According to the legislation’s elected supporters, the overhaul was a “difficult decision” needed to fix “a welfare-dependent program” and push unemployed workers to get serious about finding a job–any job.
We’ve now had some time to test this view and the initial results do not look promising for proponents of the cuts. The statewide unemployment rate has in fact fallen sharply since the cuts were implemented, dropping from 8.8 percent in June to 6.9 percent in December.
This drop, however, did not come about because people rushed out and found jobs. Employment as measured by the household survey used to determine the unemployment rate rose by 41,364 persons (1 percent) between June and December, far too little to explain the sharp drop in the unemployment rate. According to the household survey, only 13,414 more persons (0.3 percent) were at work in December 2013 compared to a year earlier.
If people weren’t finding jobs, then why did the unemployment rate fall? It turns out that the legislature’s prescription for lowering the unemployment rate worked through a different channel. Fifty-two thousand people were reported as “leaving the labor force” between June and December, meaning that they were no longer employed nor actively seeking work. In fact, North Carolina ended 2013 with a labor force that had 111,000 fewer participants (-2.3 percent) than was the case a year earlier.
For statistical purposes, workers are unemployed if they report that they lack a job, are available for work, and are actively seeking work. Anyone receiving unemployment insurance must be seeking work to continue to draw insurance. It appears that many of the people who had their insurance terminated simply stopped looking for work, so they are no longer counted as being unemployed.
This outcome is not actually surprising given the economic research on this topic. Economists at both the Federal Reserve Bank of San Francisco and the University of California, Berkeley have found that the overwhelming majority of people who saw their insurance payments end simply stopped seeking work. In other words, unemployment insurance kept these people in the labor force.
Some supporters of the insurance cuts have pointed to a separate survey of establishments conducted by the U.S. Bureau of Labor Statistics that shows some uptick in the pace of job growth in the months following the changes. In this survey, the state netted 51,400 payroll jobs between June and December. And North Carolina ended 2013 with 64,500 more jobs (1.6 percent) than it had a year earlier.

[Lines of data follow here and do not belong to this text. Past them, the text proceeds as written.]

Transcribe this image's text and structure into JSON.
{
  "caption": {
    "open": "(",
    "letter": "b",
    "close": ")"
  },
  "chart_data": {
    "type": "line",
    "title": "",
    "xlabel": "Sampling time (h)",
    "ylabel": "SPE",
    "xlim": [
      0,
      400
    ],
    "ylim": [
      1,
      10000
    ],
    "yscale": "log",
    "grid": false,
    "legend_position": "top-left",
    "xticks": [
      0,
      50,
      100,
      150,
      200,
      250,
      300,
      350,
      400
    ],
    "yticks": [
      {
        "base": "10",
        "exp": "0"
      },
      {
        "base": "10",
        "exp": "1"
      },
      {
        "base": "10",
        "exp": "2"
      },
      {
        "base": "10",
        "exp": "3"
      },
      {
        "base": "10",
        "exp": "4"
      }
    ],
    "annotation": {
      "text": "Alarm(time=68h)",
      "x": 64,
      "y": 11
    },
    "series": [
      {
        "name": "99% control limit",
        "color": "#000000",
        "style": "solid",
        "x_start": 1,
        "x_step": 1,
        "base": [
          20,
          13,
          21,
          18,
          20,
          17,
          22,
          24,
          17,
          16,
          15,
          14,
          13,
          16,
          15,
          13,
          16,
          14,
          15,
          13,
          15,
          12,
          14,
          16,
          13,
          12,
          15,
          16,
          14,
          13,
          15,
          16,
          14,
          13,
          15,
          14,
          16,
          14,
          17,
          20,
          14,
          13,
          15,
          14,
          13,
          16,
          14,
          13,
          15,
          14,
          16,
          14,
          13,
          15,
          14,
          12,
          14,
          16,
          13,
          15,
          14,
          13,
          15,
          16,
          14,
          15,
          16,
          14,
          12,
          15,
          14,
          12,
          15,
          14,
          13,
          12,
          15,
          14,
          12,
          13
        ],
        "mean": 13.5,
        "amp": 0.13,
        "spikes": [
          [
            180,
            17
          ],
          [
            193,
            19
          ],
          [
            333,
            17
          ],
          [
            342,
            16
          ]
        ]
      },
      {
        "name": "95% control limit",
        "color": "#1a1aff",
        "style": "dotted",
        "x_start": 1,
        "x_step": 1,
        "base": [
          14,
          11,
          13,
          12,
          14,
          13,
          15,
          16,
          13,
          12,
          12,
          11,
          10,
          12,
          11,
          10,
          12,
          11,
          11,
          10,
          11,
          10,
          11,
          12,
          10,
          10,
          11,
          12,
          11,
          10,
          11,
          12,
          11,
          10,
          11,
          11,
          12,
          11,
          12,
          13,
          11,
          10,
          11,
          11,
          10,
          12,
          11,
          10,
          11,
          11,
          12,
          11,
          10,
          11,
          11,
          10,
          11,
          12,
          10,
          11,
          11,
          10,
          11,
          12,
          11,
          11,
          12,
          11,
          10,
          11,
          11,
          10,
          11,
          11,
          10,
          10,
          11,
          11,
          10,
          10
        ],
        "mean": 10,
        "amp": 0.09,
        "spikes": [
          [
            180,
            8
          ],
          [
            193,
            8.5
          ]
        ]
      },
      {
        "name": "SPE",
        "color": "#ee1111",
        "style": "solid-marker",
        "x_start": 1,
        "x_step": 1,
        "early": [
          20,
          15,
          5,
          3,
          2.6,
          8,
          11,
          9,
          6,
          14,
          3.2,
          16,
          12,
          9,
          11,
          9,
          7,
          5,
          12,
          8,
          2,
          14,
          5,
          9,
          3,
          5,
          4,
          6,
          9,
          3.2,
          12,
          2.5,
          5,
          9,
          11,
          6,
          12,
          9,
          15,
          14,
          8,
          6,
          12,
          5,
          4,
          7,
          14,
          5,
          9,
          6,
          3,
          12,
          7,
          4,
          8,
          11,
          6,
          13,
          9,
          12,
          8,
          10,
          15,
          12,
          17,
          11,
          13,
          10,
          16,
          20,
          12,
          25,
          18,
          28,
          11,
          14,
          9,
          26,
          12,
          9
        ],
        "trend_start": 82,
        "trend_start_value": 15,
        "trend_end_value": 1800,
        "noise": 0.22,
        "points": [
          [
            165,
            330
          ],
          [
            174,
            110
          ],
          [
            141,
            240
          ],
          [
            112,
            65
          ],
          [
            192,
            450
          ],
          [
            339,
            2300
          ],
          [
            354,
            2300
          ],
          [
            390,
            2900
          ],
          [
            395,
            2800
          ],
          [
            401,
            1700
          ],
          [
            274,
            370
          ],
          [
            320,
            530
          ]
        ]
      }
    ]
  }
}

On closer examination, these numbers really don’t provide much evidence that the cuts to the insurance system spurred job growth. During 2013, North Carolina gained jobs at an average monthly rate of 0.1 percent, compared to a rate of 0.2 percent during 2012 and no different from the 0.1 percent average monthly rate recorded in both 2010 and 2011. Between June and December of 2013, the state netted an average of 5,400 jobs per month, compared to 7,500 jobs per month in 2012. North Carolina’s problem therefore remains the same as it has been for several years: an anemic recovery.
In short, if the point of cutting unemployment insurance compensation was to get people back to work and spark job growth, North Carolina’s policy choice appears, at first glance, to be a failure. If the point was to push people out of the labor force, it appears to be working.
John Quinterno is the founder and principal of South by North Strategies, Ltd. in Chapel Hill and is the author of “Running the Numbers: A Practical Guide to Regional Economic and Social Analysis.”
Dean Baker is a co-director of the Center for Economic and Policy Research in the District of Columbia and is an author of “Getting Back to Full Employment: A Better Bargain for Working People.”